A habit is easier to change when you receive consistent reminders and encouragement, especially if you are part of a group that is working to do the same thing at the same time. That kind of social support can be tremendously helpful when you are working on a consciously guided process. For illnesses or imbalances that are less accessible to our thinking life—like eczema, high blood pressure, asthma, headaches, palpitations, constipation, irregular menses—we need other kinds of helpers, and those are what anthroposophic medicines, remedies, have to offer. They do not do the full job for you, but they offer guidance and encouragement, and model a new and different way of being. They help your body know how to make a change (built on the recognition that we have tremendous forces for healing inside of us, we just don’t always know what is the right way to rebalance). How long do we need to take these of medicines? Not two days, or a week, not even three weeks. While it is helpful to check in at about a month, good results are generally seen when anthroposophic medicines can be taken for two to three months, the same amount of time it takes to change a habit.

When we are dangerously sick we need a faster result. That’s perfectly understandable, and can be medically necessary, but it’s worth keeping in mind that if we take a medicine which removes our symptoms in a matter of hours or days, it is changing the symptoms by altering our physiology, but is likely not changing the underlying pattern. With chronic disease many of us get to a point where we don’t want to keep applying the steroid cream or taking the anti-histamine, or feel frustrated that we are being prescribed a medicine that needs to be taken for the rest of our life, and then we may be ready to dig a little deeper. Deeper work makes for more lasting change.

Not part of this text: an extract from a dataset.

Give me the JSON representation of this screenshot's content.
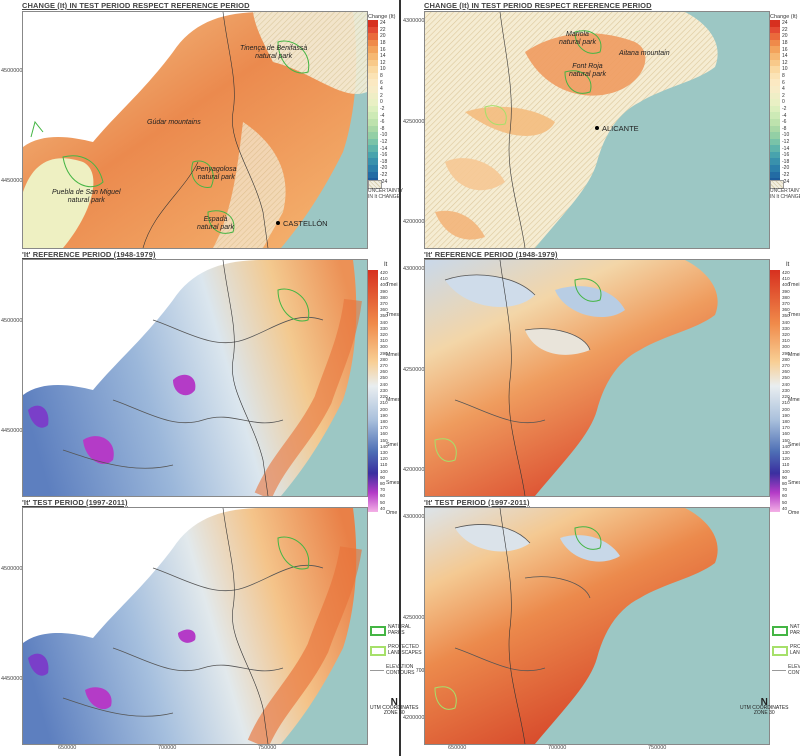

The two-month rhythm is only true for some parts of our physiology. Different parts of us move at different speeds. Here are some observed timelines:
A day (24 hours): A fever often resolves by day #3. Warmth regulation fluctuates and changes over the course of a day, so several 24-hour cycles is commonly enough to effect a change in warmth (this is true for many aspects of warmth regulation, of fever, of immunity, of self-consciousness, of self-definition)
A week (7 days): Jet lag, a major disruption of our waking and sleeping rhythm, gets better after a week, but may take several weeks to fully normalize. Our rhythm of sensing and sleeping unfolds over a seven-day rhythm, so overseas travel may need a couple of seven-day cycles before you feel back to normal (a weekly rhythm also works with the multiple aspects of our sensing activity, also of our feeling life and of the rhythmic activities of heart and lung. Probably no mistake that we need a rest, a weekend, once in a seven-day rhythm)
A month (~30 days): the more unconscious parts of our metabolism move more deliberately, oriented around a month-long rhythm. The menstrual cycle clearly matches this, but it is true not only for reproduction–also for many activities of growth, healing, and regeneration (this is the place in our physiology where most of our habit life exists, so working through several month-long rhythms makes sense as to why it may take ten weeks, or 66 days, to really make a habit stick)
A year (365 days): and to make a change that works its way all the way down into the tissues and physical structures of our body takes a year, or several years. That is why anthroposophic mistletoe treatments for tumors are always taken for at least twelve months, with a couple of years an appropriate goal for most people.
Within anthroposophic medicine, these four levels are consciously incorporated into diagnosis and therapy. They are referred to as the levels of: self-conscious (“I”) activity, sensing (astral) forces, growth (etheric) forces, and structural (physical) forces.

This holistic way of understanding the human being may be a slower way of working and is certainly not as glamorous as a course of steroids, but it consistently helps us make lasting change.